Pakula practices in a medical building near the Greenbergs' house. He wears a tie adorned with cartoonish hippopotamuses. A tall stack of paper -- Brooke's file -- sits on his desk. "This can't be lost," says the doctor, placing his hand on the documents. He knows what a treasure the file represents.
The most surprising thing about Brooke is that she hardly ages at all. Her body stopped growing when she was two years old. She hasn't grown a centimeter or gained a pound. Pakula injected the girl with growth hormones, but nothing happened. He studied the medical literature and consulted specialists worldwide. "She was presented to everybody who was anybody in the medical world at the time," says the 77-year-old pediatrician, "but she didn't match anything any physician had seen before."
The Greenbergs waited and hoped -- one year, two years, 10 years -- but nothing happened. Their daughter's facial features have remained unchanged. There are no signs of puberty. "Brooke's nurses, her teachers, even her father can't consistently sort photos of her chronologically," says Pakula. Only the girl's hair and fingernails are growing normally.
'She's a Miracle'
At the family's house in Reisterstown, Howard Greenberg points to photos on the walls: Brooke at three, next to her one-year-old sister Carly, who was already bigger than she was at the time; Brooke in a playsuit on her 12th birthday; Brooke at 14, at her Bat Mitzvah, the Jewish rite of initiation.
Greenberg hurries from picture to picture.
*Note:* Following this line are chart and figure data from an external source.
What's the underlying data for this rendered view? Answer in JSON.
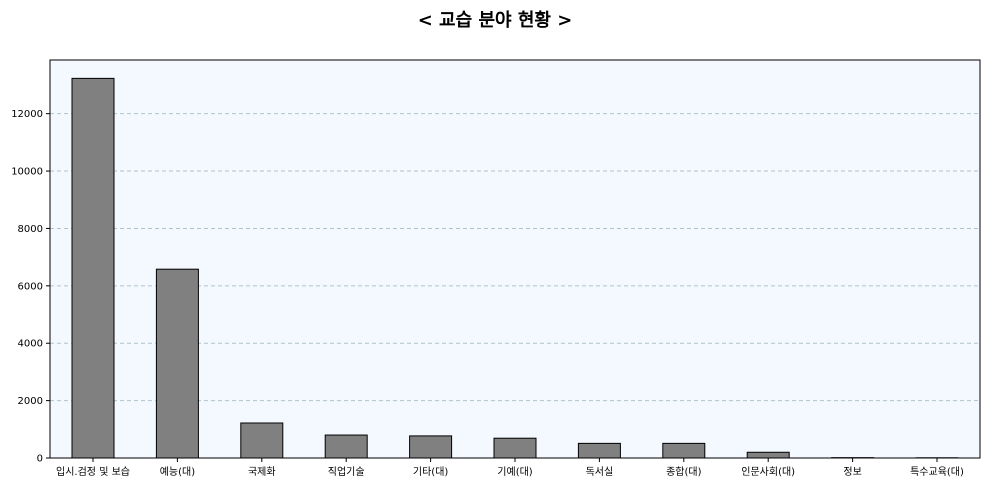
{
  "chart_data": {
    "type": "bar",
    "title": "< 교습 분야 현황 >",
    "xlabel": "",
    "ylabel": "",
    "categories": [
      "입시.검정 및 보습",
      "예능(대)",
      "국제화",
      "직업기술",
      "기타(대)",
      "기예(대)",
      "독서실",
      "종합(대)",
      "인문사회(대)",
      "정보",
      "특수교육(대)"
    ],
    "values": [
      13230,
      6580,
      1220,
      800,
      770,
      690,
      510,
      510,
      200,
      12,
      8
    ],
    "ylim": [
      0,
      13870
    ],
    "yticks": [
      0,
      2000,
      4000,
      6000,
      8000,
      10000,
      12000
    ],
    "ytick_labels": [
      "0",
      "2000",
      "4000",
      "6000",
      "8000",
      "10000",
      "12000"
    ],
    "grid": "y-dashed",
    "bar_color": "#808080",
    "bar_edge_color": "#000000",
    "plot_background": "#f4f9ff",
    "grid_color": "#b0c4cc"
  }
}
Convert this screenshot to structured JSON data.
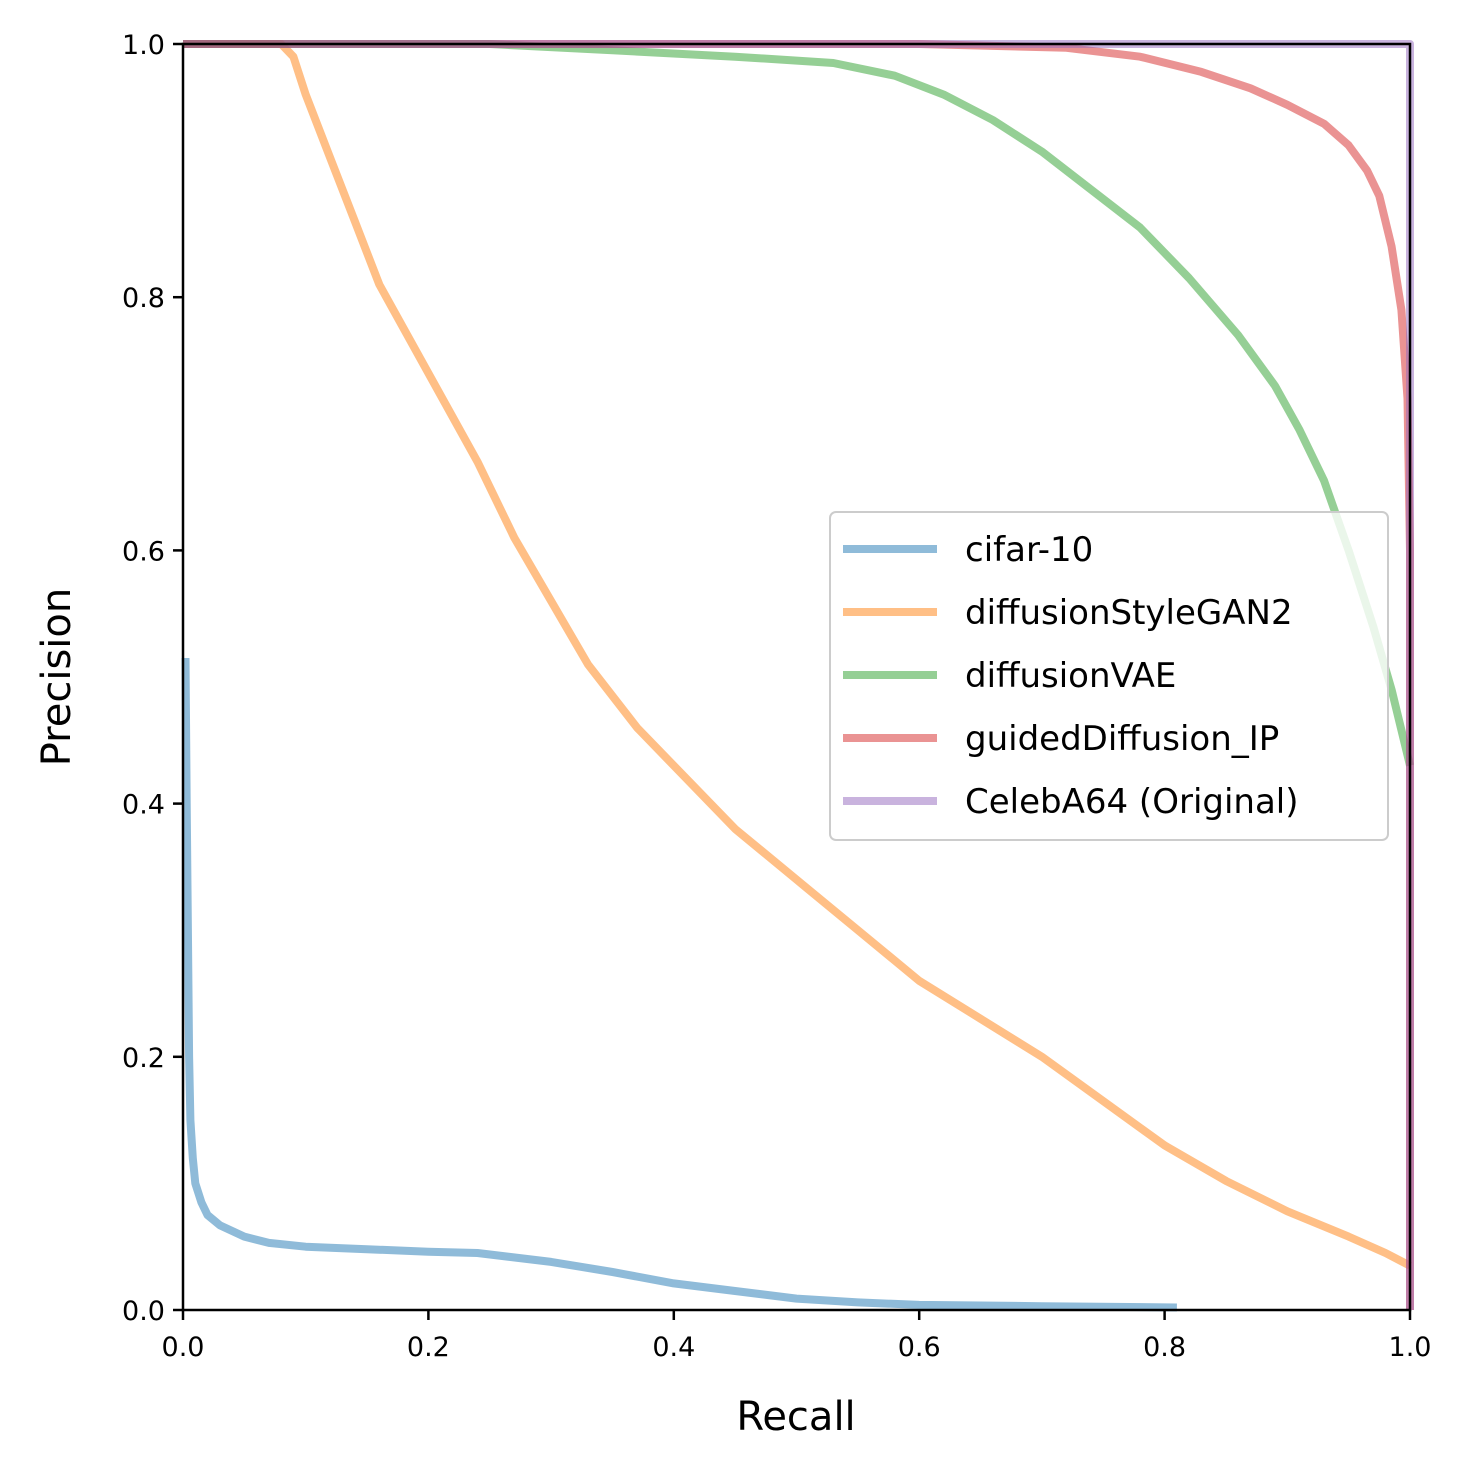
{
  "chart_data": {
    "type": "line",
    "title": "",
    "xlabel": "Recall",
    "ylabel": "Precision",
    "xlim": [
      0.0,
      1.0
    ],
    "ylim": [
      0.0,
      1.0
    ],
    "xticks": [
      "0.0",
      "0.2",
      "0.4",
      "0.6",
      "0.8",
      "1.0"
    ],
    "yticks": [
      "0.0",
      "0.2",
      "0.4",
      "0.6",
      "0.8",
      "1.0"
    ],
    "grid": false,
    "legend_position": "center-right",
    "series": [
      {
        "name": "cifar-10",
        "color": "#1f77b4",
        "points": [
          [
            0.002,
            0.515
          ],
          [
            0.003,
            0.4
          ],
          [
            0.004,
            0.3
          ],
          [
            0.005,
            0.2
          ],
          [
            0.006,
            0.15
          ],
          [
            0.008,
            0.12
          ],
          [
            0.01,
            0.1
          ],
          [
            0.015,
            0.085
          ],
          [
            0.02,
            0.075
          ],
          [
            0.03,
            0.067
          ],
          [
            0.05,
            0.058
          ],
          [
            0.07,
            0.053
          ],
          [
            0.1,
            0.05
          ],
          [
            0.15,
            0.048
          ],
          [
            0.2,
            0.046
          ],
          [
            0.24,
            0.045
          ],
          [
            0.3,
            0.038
          ],
          [
            0.35,
            0.03
          ],
          [
            0.4,
            0.021
          ],
          [
            0.45,
            0.015
          ],
          [
            0.5,
            0.009
          ],
          [
            0.55,
            0.006
          ],
          [
            0.6,
            0.004
          ],
          [
            0.7,
            0.003
          ],
          [
            0.81,
            0.002
          ]
        ]
      },
      {
        "name": "diffusionStyleGAN2",
        "color": "#ff7f0e",
        "points": [
          [
            0.0,
            1.0
          ],
          [
            0.08,
            1.0
          ],
          [
            0.09,
            0.99
          ],
          [
            0.1,
            0.96
          ],
          [
            0.12,
            0.91
          ],
          [
            0.14,
            0.86
          ],
          [
            0.16,
            0.81
          ],
          [
            0.2,
            0.74
          ],
          [
            0.24,
            0.67
          ],
          [
            0.27,
            0.61
          ],
          [
            0.3,
            0.56
          ],
          [
            0.33,
            0.51
          ],
          [
            0.37,
            0.46
          ],
          [
            0.4,
            0.43
          ],
          [
            0.45,
            0.38
          ],
          [
            0.5,
            0.34
          ],
          [
            0.55,
            0.3
          ],
          [
            0.6,
            0.26
          ],
          [
            0.65,
            0.23
          ],
          [
            0.7,
            0.2
          ],
          [
            0.75,
            0.165
          ],
          [
            0.8,
            0.13
          ],
          [
            0.85,
            0.102
          ],
          [
            0.9,
            0.078
          ],
          [
            0.95,
            0.058
          ],
          [
            0.98,
            0.045
          ],
          [
            1.0,
            0.035
          ]
        ]
      },
      {
        "name": "diffusionVAE",
        "color": "#2ca02c",
        "points": [
          [
            0.0,
            1.0
          ],
          [
            0.25,
            1.0
          ],
          [
            0.35,
            0.995
          ],
          [
            0.45,
            0.99
          ],
          [
            0.53,
            0.985
          ],
          [
            0.58,
            0.975
          ],
          [
            0.62,
            0.96
          ],
          [
            0.66,
            0.94
          ],
          [
            0.7,
            0.915
          ],
          [
            0.74,
            0.885
          ],
          [
            0.78,
            0.855
          ],
          [
            0.82,
            0.815
          ],
          [
            0.86,
            0.77
          ],
          [
            0.89,
            0.73
          ],
          [
            0.91,
            0.695
          ],
          [
            0.93,
            0.655
          ],
          [
            0.95,
            0.6
          ],
          [
            0.97,
            0.54
          ],
          [
            0.985,
            0.49
          ],
          [
            0.995,
            0.45
          ],
          [
            1.0,
            0.43
          ]
        ]
      },
      {
        "name": "guidedDiffusion_IP",
        "color": "#d62728",
        "points": [
          [
            0.0,
            1.0
          ],
          [
            0.6,
            1.0
          ],
          [
            0.72,
            0.997
          ],
          [
            0.78,
            0.99
          ],
          [
            0.83,
            0.978
          ],
          [
            0.87,
            0.965
          ],
          [
            0.9,
            0.952
          ],
          [
            0.93,
            0.937
          ],
          [
            0.95,
            0.92
          ],
          [
            0.965,
            0.9
          ],
          [
            0.975,
            0.88
          ],
          [
            0.985,
            0.84
          ],
          [
            0.993,
            0.79
          ],
          [
            0.998,
            0.72
          ],
          [
            1.0,
            0.6
          ],
          [
            1.0,
            0.0
          ]
        ]
      },
      {
        "name": "CelebA64 (Original)",
        "color": "#9467bd",
        "points": [
          [
            0.0,
            1.0
          ],
          [
            1.0,
            1.0
          ],
          [
            1.0,
            0.0
          ]
        ]
      }
    ]
  }
}
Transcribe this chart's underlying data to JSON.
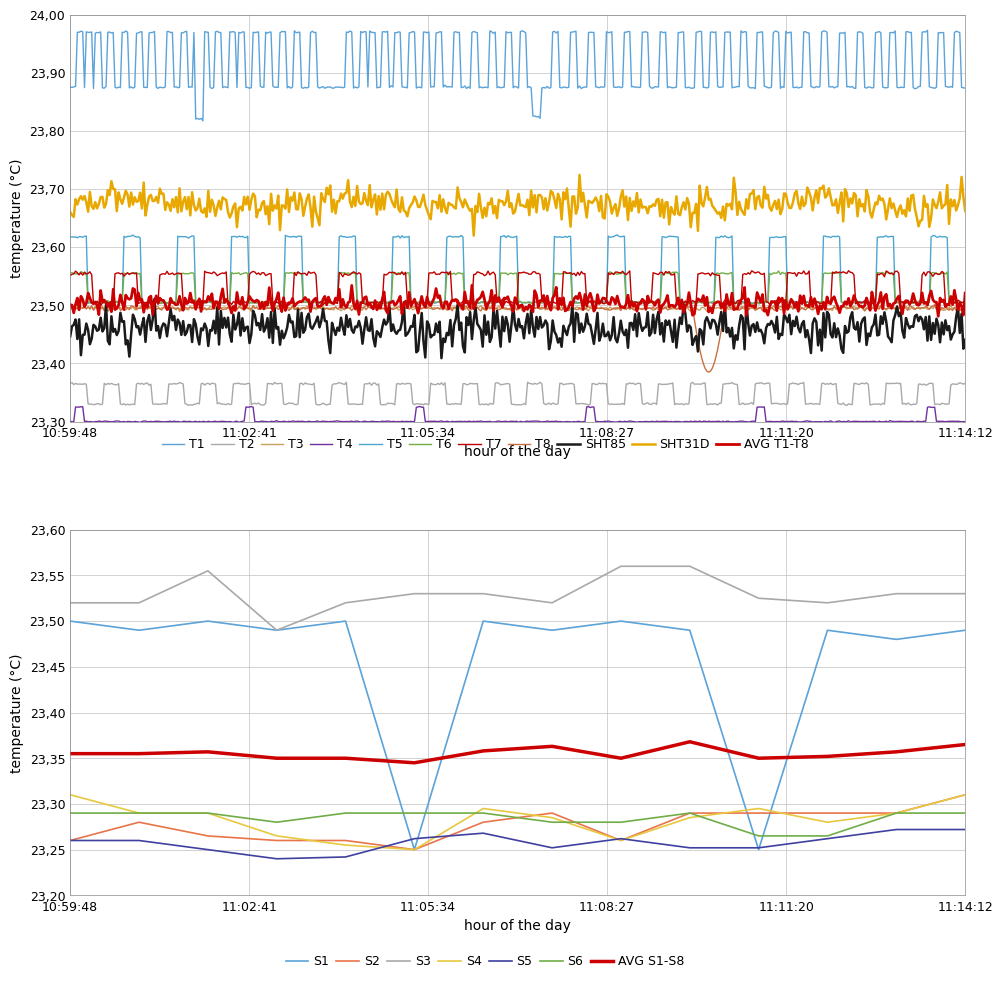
{
  "x_labels": [
    "10:59:48",
    "11:02:41",
    "11:05:34",
    "11:08:27",
    "11:11:20",
    "11:14:12"
  ],
  "top_chart": {
    "ylim": [
      23.3,
      24.0
    ],
    "yticks": [
      23.3,
      23.4,
      23.5,
      23.6,
      23.7,
      23.8,
      23.9,
      24.0
    ],
    "ylabel": "temperature (°C)",
    "xlabel": "hour of the day",
    "series": {
      "T1": {
        "color": "#5BA3D9",
        "lw": 1.0
      },
      "T2": {
        "color": "#A9A9A9",
        "lw": 1.0
      },
      "T3": {
        "color": "#C8A060",
        "lw": 1.0
      },
      "T4": {
        "color": "#7030A0",
        "lw": 1.0
      },
      "T5": {
        "color": "#4DA6D0",
        "lw": 1.0
      },
      "T6": {
        "color": "#70AD47",
        "lw": 1.0
      },
      "T7": {
        "color": "#C00000",
        "lw": 1.0
      },
      "T8": {
        "color": "#C87040",
        "lw": 1.0
      },
      "SHT85": {
        "color": "#1A1A1A",
        "lw": 1.5
      },
      "SHT31D": {
        "color": "#E8A800",
        "lw": 1.8
      },
      "AVG T1-T8": {
        "color": "#CC0000",
        "lw": 2.0
      }
    },
    "legend": [
      "T1",
      "T2",
      "T3",
      "T4",
      "T5",
      "T6",
      "T7",
      "T8",
      "SHT85",
      "SHT31D",
      "AVG T1-T8"
    ]
  },
  "bottom_chart": {
    "ylim": [
      23.2,
      23.6
    ],
    "yticks": [
      23.2,
      23.25,
      23.3,
      23.35,
      23.4,
      23.45,
      23.5,
      23.55,
      23.6
    ],
    "ylabel": "temperature (°C)",
    "xlabel": "hour of the day",
    "series": {
      "S1": {
        "color": "#5BA3D9",
        "lw": 1.0
      },
      "S2": {
        "color": "#E8744A",
        "lw": 1.0
      },
      "S3": {
        "color": "#A9A9A9",
        "lw": 1.0
      },
      "S4": {
        "color": "#E8C840",
        "lw": 1.0
      },
      "S5": {
        "color": "#4040A0",
        "lw": 1.0
      },
      "S6": {
        "color": "#70AD47",
        "lw": 1.0
      },
      "AVG S1-S8": {
        "color": "#CC0000",
        "lw": 2.5
      }
    },
    "legend": [
      "S1",
      "S2",
      "S3",
      "S4",
      "S5",
      "S6",
      "AVG S1-S8"
    ],
    "S1_data": [
      23.5,
      23.49,
      23.5,
      23.49,
      23.5,
      23.25,
      23.5,
      23.49,
      23.5,
      23.49,
      23.25,
      23.49,
      23.48,
      23.49
    ],
    "S2_data": [
      23.26,
      23.28,
      23.265,
      23.26,
      23.26,
      23.25,
      23.28,
      23.29,
      23.26,
      23.29,
      23.29,
      23.29,
      23.29,
      23.31
    ],
    "S3_data": [
      23.52,
      23.52,
      23.555,
      23.49,
      23.52,
      23.53,
      23.53,
      23.52,
      23.56,
      23.56,
      23.525,
      23.52,
      23.53,
      23.53
    ],
    "S4_data": [
      23.31,
      23.29,
      23.29,
      23.265,
      23.255,
      23.25,
      23.295,
      23.285,
      23.26,
      23.285,
      23.295,
      23.28,
      23.29,
      23.31
    ],
    "S5_data": [
      23.26,
      23.26,
      23.25,
      23.24,
      23.242,
      23.262,
      23.268,
      23.252,
      23.262,
      23.252,
      23.252,
      23.262,
      23.272,
      23.272
    ],
    "S6_data": [
      23.29,
      23.29,
      23.29,
      23.28,
      23.29,
      23.29,
      23.29,
      23.28,
      23.28,
      23.29,
      23.265,
      23.265,
      23.29,
      23.29
    ],
    "AVG_data": [
      23.355,
      23.355,
      23.357,
      23.35,
      23.35,
      23.345,
      23.358,
      23.363,
      23.35,
      23.368,
      23.35,
      23.352,
      23.357,
      23.365
    ]
  },
  "background_color": "#FFFFFF",
  "grid_color": "#C0C0C0",
  "tick_label_fontsize": 9,
  "axis_label_fontsize": 10,
  "legend_fontsize": 9
}
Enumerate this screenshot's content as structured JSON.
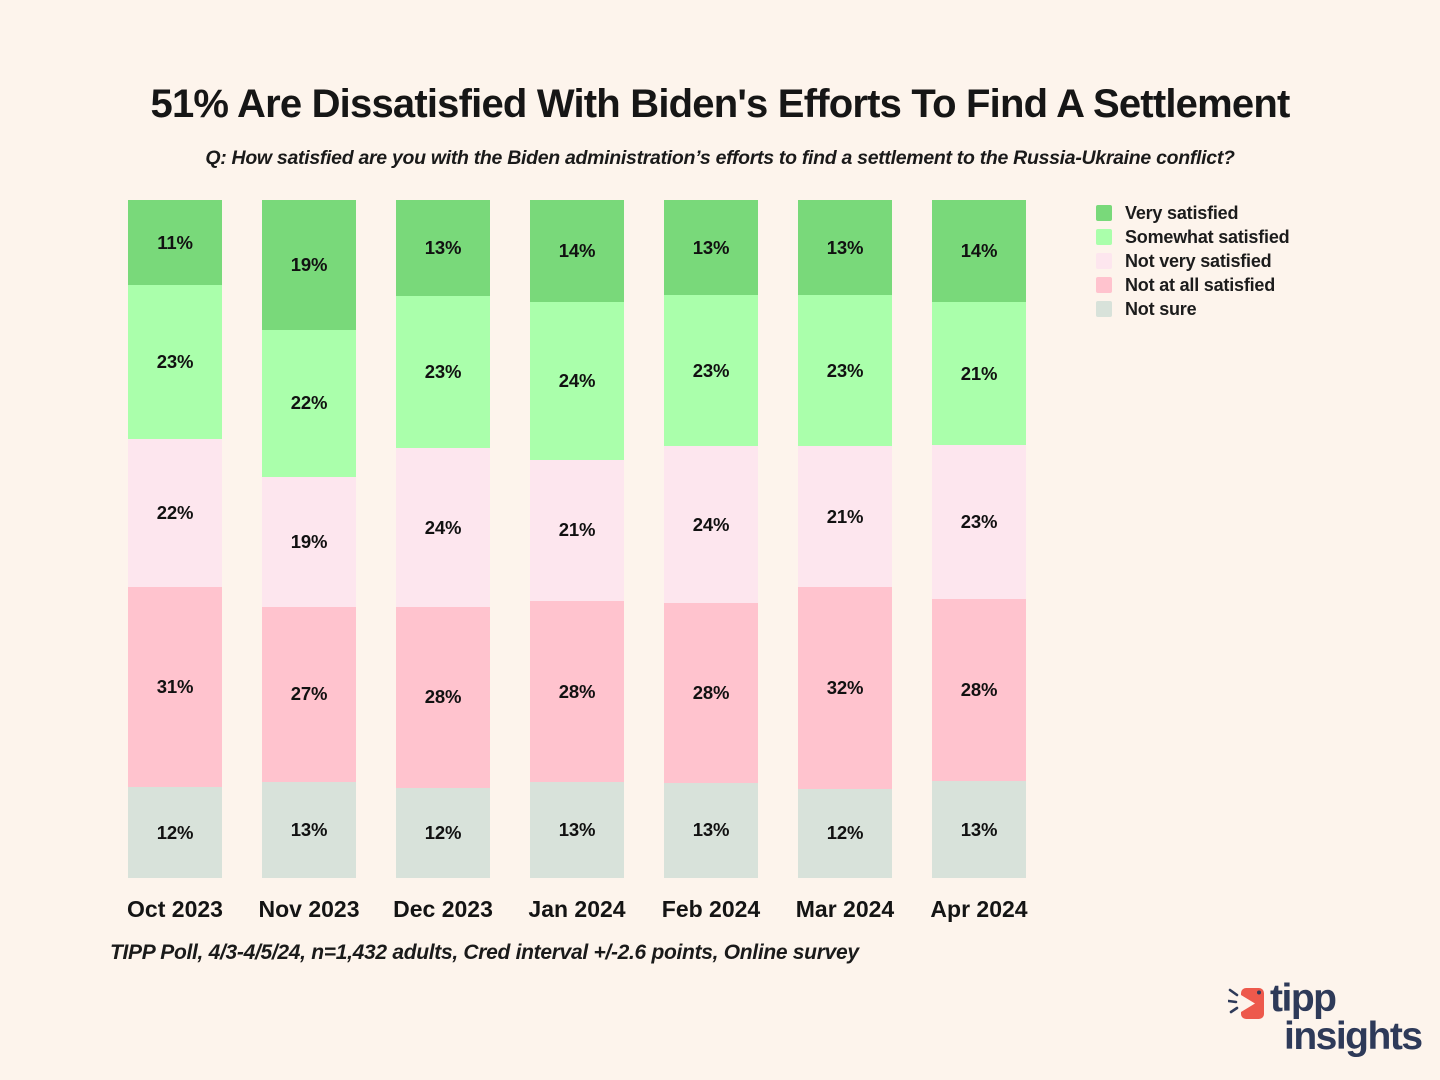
{
  "page": {
    "background_color": "#fdf4ec"
  },
  "title": "51% Are Dissatisfied With Biden's Efforts To Find A Settlement",
  "subtitle": "Q:  How satisfied are you with the Biden administration’s efforts to find a settlement to the Russia-Ukraine conflict?",
  "source_note": "TIPP Poll, 4/3-4/5/24, n=1,432 adults, Cred interval +/-2.6 points, Online survey",
  "logo": {
    "icon": "tipp-arrow-icon",
    "word1": "tipp",
    "word2": "insights",
    "accent_color": "#ed594c",
    "navy_color": "#2e3a59"
  },
  "chart_data": {
    "type": "bar",
    "stacked": true,
    "normalized_percent": true,
    "orientation": "vertical",
    "grid": false,
    "legend_position": "right",
    "value_suffix": "%",
    "categories": [
      "Oct 2023",
      "Nov 2023",
      "Dec 2023",
      "Jan 2024",
      "Feb 2024",
      "Mar 2024",
      "Apr 2024"
    ],
    "series": [
      {
        "name": "Very satisfied",
        "color": "#79d97a",
        "values": [
          11,
          19,
          13,
          14,
          13,
          13,
          14
        ]
      },
      {
        "name": "Somewhat satisfied",
        "color": "#aaffab",
        "values": [
          23,
          22,
          23,
          24,
          23,
          23,
          21
        ]
      },
      {
        "name": "Not very satisfied",
        "color": "#fde6ee",
        "values": [
          22,
          19,
          24,
          21,
          24,
          21,
          23
        ]
      },
      {
        "name": "Not at all satisfied",
        "color": "#ffc3ce",
        "values": [
          31,
          27,
          28,
          28,
          28,
          32,
          28
        ]
      },
      {
        "name": "Not sure",
        "color": "#d8e2da",
        "values": [
          12,
          13,
          12,
          13,
          13,
          12,
          13
        ]
      }
    ]
  }
}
Brooke looks the same in all the photos. Her mouth is always slightly lopsided and her eyes just a tough too far apart. "She's a miracle." It's something that has to be said, again and again. "What's she missing in life? Nothing. She hasn't got a worry in the world. She isn't broken. We're the ones who are broken." This is the father's way of explaining away his daughter's condition. "If you look at it that way, it makes it much more bearable," he says later on.
At first Melanie Greenberg took care of Brooke on her own, but now she has help. Feeding Brooke through the tube takes 10 hours a day. She goes to a school for disabled children from 7:30 a.m. to 3:30 p.m. Much of the rest of the time she spends in her room, sitting in her bed and watching television, or bobbing back and forth in her light-blue baby swing.
"She can do this all day," says Melanie Greenberg, lifting her daughter into the air and carefully placing her on her thin little legs, with her feet twisted inward. "It was not easy, it was very hard," she says, "but I'm sure there is a reason for Brooke to be here. Something is in her, something that could help millions of people."